M. Amore: un ptit bonhomme italien, des dents parfaites, de fonds de bouteilles sur le nez, une belle montre dorée au poignet. Il est en train de fabriquer des ceintures quand je rentre dans sa petite boutique. Un accueil chaleureux:

— BONJOUR!!!
— Euh, salut…! Vous allez bien?
— Qu’est ce que je peux faire pour vous, jeune homme!
— Je vous apporte une paire de bottes.
— Ahh.
— Vous voyez ici, ça s’est décollé.
— C’est du plastique ça?
— Euh, oui…
— Il faut recoller ça, ici aussi? Et la semelle aussi.. c’est pas mal usé. Vous voyez?

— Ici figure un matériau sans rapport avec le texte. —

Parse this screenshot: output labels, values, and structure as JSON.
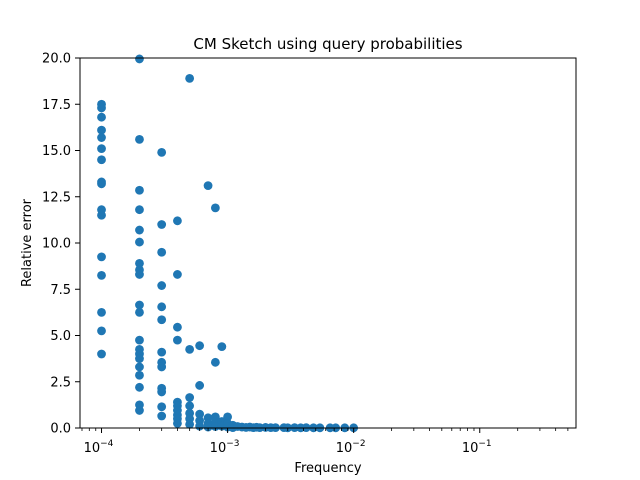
{
  "chart_data": {
    "type": "scatter",
    "title": "CM Sketch using query probabilities",
    "xlabel": "Frequency",
    "ylabel": "Relative error",
    "xscale": "log",
    "xlim": [
      6.75e-05,
      0.58
    ],
    "ylim": [
      0,
      20
    ],
    "grid": false,
    "marker_color": "#1f77b4",
    "x_ticks": [
      {
        "value": 0.0001,
        "base": "10",
        "exp": "−4"
      },
      {
        "value": 0.001,
        "base": "10",
        "exp": "−3"
      },
      {
        "value": 0.01,
        "base": "10",
        "exp": "−2"
      },
      {
        "value": 0.1,
        "base": "10",
        "exp": "−1"
      }
    ],
    "y_ticks": [
      {
        "value": 0,
        "label": "0.0"
      },
      {
        "value": 2.5,
        "label": "2.5"
      },
      {
        "value": 5,
        "label": "5.0"
      },
      {
        "value": 7.5,
        "label": "7.5"
      },
      {
        "value": 10,
        "label": "10.0"
      },
      {
        "value": 12.5,
        "label": "12.5"
      },
      {
        "value": 15,
        "label": "15.0"
      },
      {
        "value": 17.5,
        "label": "17.5"
      },
      {
        "value": 20,
        "label": "20.0"
      }
    ],
    "points": [
      [
        0.0001,
        17.5
      ],
      [
        0.0001,
        17.3
      ],
      [
        0.0001,
        16.8
      ],
      [
        0.0001,
        16.1
      ],
      [
        0.0001,
        15.7
      ],
      [
        0.0001,
        15.1
      ],
      [
        0.0001,
        14.5
      ],
      [
        0.0001,
        13.3
      ],
      [
        0.0001,
        13.2
      ],
      [
        0.0001,
        11.8
      ],
      [
        0.0001,
        11.5
      ],
      [
        0.0001,
        9.25
      ],
      [
        0.0001,
        8.25
      ],
      [
        0.0001,
        6.25
      ],
      [
        0.0001,
        5.25
      ],
      [
        0.0001,
        4.0
      ],
      [
        0.0002,
        19.95
      ],
      [
        0.0002,
        15.6
      ],
      [
        0.0002,
        12.85
      ],
      [
        0.0002,
        11.8
      ],
      [
        0.0002,
        10.7
      ],
      [
        0.0002,
        10.05
      ],
      [
        0.0002,
        8.9
      ],
      [
        0.0002,
        8.55
      ],
      [
        0.0002,
        8.3
      ],
      [
        0.0002,
        6.65
      ],
      [
        0.0002,
        6.25
      ],
      [
        0.0002,
        4.75
      ],
      [
        0.0002,
        4.25
      ],
      [
        0.0002,
        4.0
      ],
      [
        0.0002,
        3.75
      ],
      [
        0.0002,
        3.3
      ],
      [
        0.0002,
        2.85
      ],
      [
        0.0002,
        2.2
      ],
      [
        0.0002,
        1.25
      ],
      [
        0.0002,
        0.95
      ],
      [
        0.0003,
        14.9
      ],
      [
        0.0003,
        11.0
      ],
      [
        0.0003,
        9.5
      ],
      [
        0.0003,
        7.7
      ],
      [
        0.0003,
        6.55
      ],
      [
        0.0003,
        5.85
      ],
      [
        0.0003,
        4.1
      ],
      [
        0.0003,
        3.55
      ],
      [
        0.0003,
        3.3
      ],
      [
        0.0003,
        2.15
      ],
      [
        0.0003,
        1.95
      ],
      [
        0.0003,
        1.15
      ],
      [
        0.0003,
        0.65
      ],
      [
        0.0004,
        11.2
      ],
      [
        0.0004,
        8.3
      ],
      [
        0.0004,
        5.45
      ],
      [
        0.0004,
        4.75
      ],
      [
        0.0004,
        1.4
      ],
      [
        0.0004,
        1.2
      ],
      [
        0.0004,
        0.95
      ],
      [
        0.0004,
        0.7
      ],
      [
        0.0004,
        0.5
      ],
      [
        0.0004,
        0.25
      ],
      [
        0.0005,
        18.9
      ],
      [
        0.0005,
        4.25
      ],
      [
        0.0005,
        1.65
      ],
      [
        0.0005,
        1.2
      ],
      [
        0.0005,
        0.8
      ],
      [
        0.0005,
        0.5
      ],
      [
        0.0005,
        0.2
      ],
      [
        0.0006,
        4.45
      ],
      [
        0.0006,
        2.3
      ],
      [
        0.0006,
        0.75
      ],
      [
        0.0006,
        0.4
      ],
      [
        0.0006,
        0.1
      ],
      [
        0.0007,
        13.1
      ],
      [
        0.0007,
        0.55
      ],
      [
        0.0007,
        0.25
      ],
      [
        0.0007,
        0.05
      ],
      [
        0.0008,
        11.9
      ],
      [
        0.0008,
        3.55
      ],
      [
        0.0008,
        0.6
      ],
      [
        0.0008,
        0.3
      ],
      [
        0.0008,
        0.08
      ],
      [
        0.0009,
        4.4
      ],
      [
        0.0009,
        0.35
      ],
      [
        0.0009,
        0.1
      ],
      [
        0.001,
        0.6
      ],
      [
        0.001,
        0.25
      ],
      [
        0.001,
        0.05
      ],
      [
        0.0011,
        0.15
      ],
      [
        0.0011,
        0.02
      ],
      [
        0.0012,
        0.08
      ],
      [
        0.0013,
        0.05
      ],
      [
        0.0014,
        0.03
      ],
      [
        0.0015,
        0.05
      ],
      [
        0.0016,
        0.02
      ],
      [
        0.0017,
        0.04
      ],
      [
        0.0018,
        0.02
      ],
      [
        0.002,
        0.03
      ],
      [
        0.0022,
        0.02
      ],
      [
        0.0024,
        0.02
      ],
      [
        0.0028,
        0.02
      ],
      [
        0.003,
        0.01
      ],
      [
        0.0034,
        0.02
      ],
      [
        0.0038,
        0.01
      ],
      [
        0.0042,
        0.02
      ],
      [
        0.0048,
        0.01
      ],
      [
        0.0054,
        0.01
      ],
      [
        0.0065,
        0.01
      ],
      [
        0.0072,
        0.01
      ],
      [
        0.0085,
        0.01
      ],
      [
        0.01,
        0.01
      ]
    ]
  }
}
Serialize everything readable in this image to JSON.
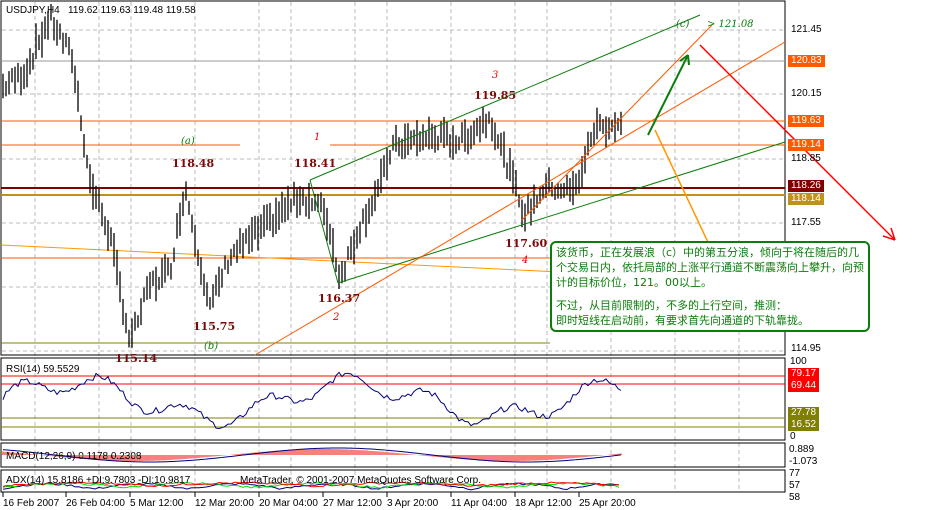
{
  "header": {
    "symbol": "USDJPY,H4",
    "ohlc": "119.62 119.63 119.48 119.58"
  },
  "price_axis": {
    "ticks": [
      "121.45",
      "120.15",
      "118.85",
      "117.55",
      "114.95"
    ],
    "tags": [
      {
        "value": "120.83",
        "color": "#ff5a00"
      },
      {
        "value": "119.63",
        "color": "#ff5a00"
      },
      {
        "value": "119.14",
        "color": "#ff5a00"
      },
      {
        "value": "118.26",
        "color": "#800000"
      },
      {
        "value": "118.14",
        "color": "#c09020"
      }
    ]
  },
  "labels": {
    "p1": "118.48",
    "p2": "118.41",
    "p3": "119.85",
    "p4": "117.60",
    "p5": "116.37",
    "p6": "115.75",
    "p7": "115.14",
    "w_a": "(a)",
    "w_b": "(b)",
    "w_c": "(c)",
    "target": "> 121.08",
    "n1": "1",
    "n2": "2",
    "n3": "3",
    "n4": "4"
  },
  "rsi": {
    "title": "RSI(14) 59.5529",
    "ticks": [
      "100",
      "0"
    ],
    "tags_red": [
      "79.17",
      "69.44"
    ],
    "tags_olive": [
      "27.78",
      "16.52"
    ]
  },
  "macd": {
    "title": "MACD(12,26,9) 0.1178 0.2308",
    "ticks": [
      "0.889",
      "-1.073"
    ]
  },
  "adx": {
    "title": "ADX(14) 15.8186 +DI:9.7803 -DI:10.9817",
    "copyright": "MetaTrader, © 2001-2007 MetaQuotes Software Corp.",
    "ticks": [
      "77",
      "57",
      "58"
    ]
  },
  "time_axis": [
    "16 Feb 2007",
    "26 Feb 04:00",
    "5 Mar 12:00",
    "12 Mar 20:00",
    "20 Mar 04:00",
    "27 Mar 12:00",
    "3 Apr 20:00",
    "11 Apr 04:00",
    "18 Apr 12:00",
    "25 Apr 20:00"
  ],
  "note": {
    "para1": "该货币，正在发展浪（c）中的第五分浪，倾向于将在随后的几个交易日内，依托局部的上涨平行通道不断震荡向上攀升，向预计的目标价位，121。00以上。",
    "para2a": "不过，从目前限制的，不多的上行空间，推测：",
    "para2b": "即时短线在启动前，有要求首先向通道的下轨靠拢。"
  },
  "colors": {
    "bull_line": "#0a7d0a",
    "bear_arrow": "#ff0000",
    "channel": "#ff5a00"
  }
}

— Qu’est ce que vous suggérez…
— On peut remplacer le talon.
— Remplacer le talon?
— Oui, je coupe et j’en met un autre.
— Et ça ressemble à quoi?
— Ça ressemble à quoi? Ça ressemble à quoi? Ben (et il me montre un pied carré de caoutchouc de semelle) comme ça, je le coupe et je le pose.
— Ok… et l’épaisseur
— Ben quoi, l’épaisseur?
— Ben ça va être épais comme le caoutchouc là?
— C’est la première fois Monsieur que vous venez ici, si?
— Euh… oui, pourquoi?
— Ben, on fait du bon travail ici, du travail qui n’a pas besoin d’explication. Ok?
— Ok, ok. C’est beau.

Et là on s’est fait interrompre par une grosse madame italienne à talon haut qui venait chercher je ne sais quoi un peu trop tôt (de ce que j’ai cru comprendre des simagrées italiennes).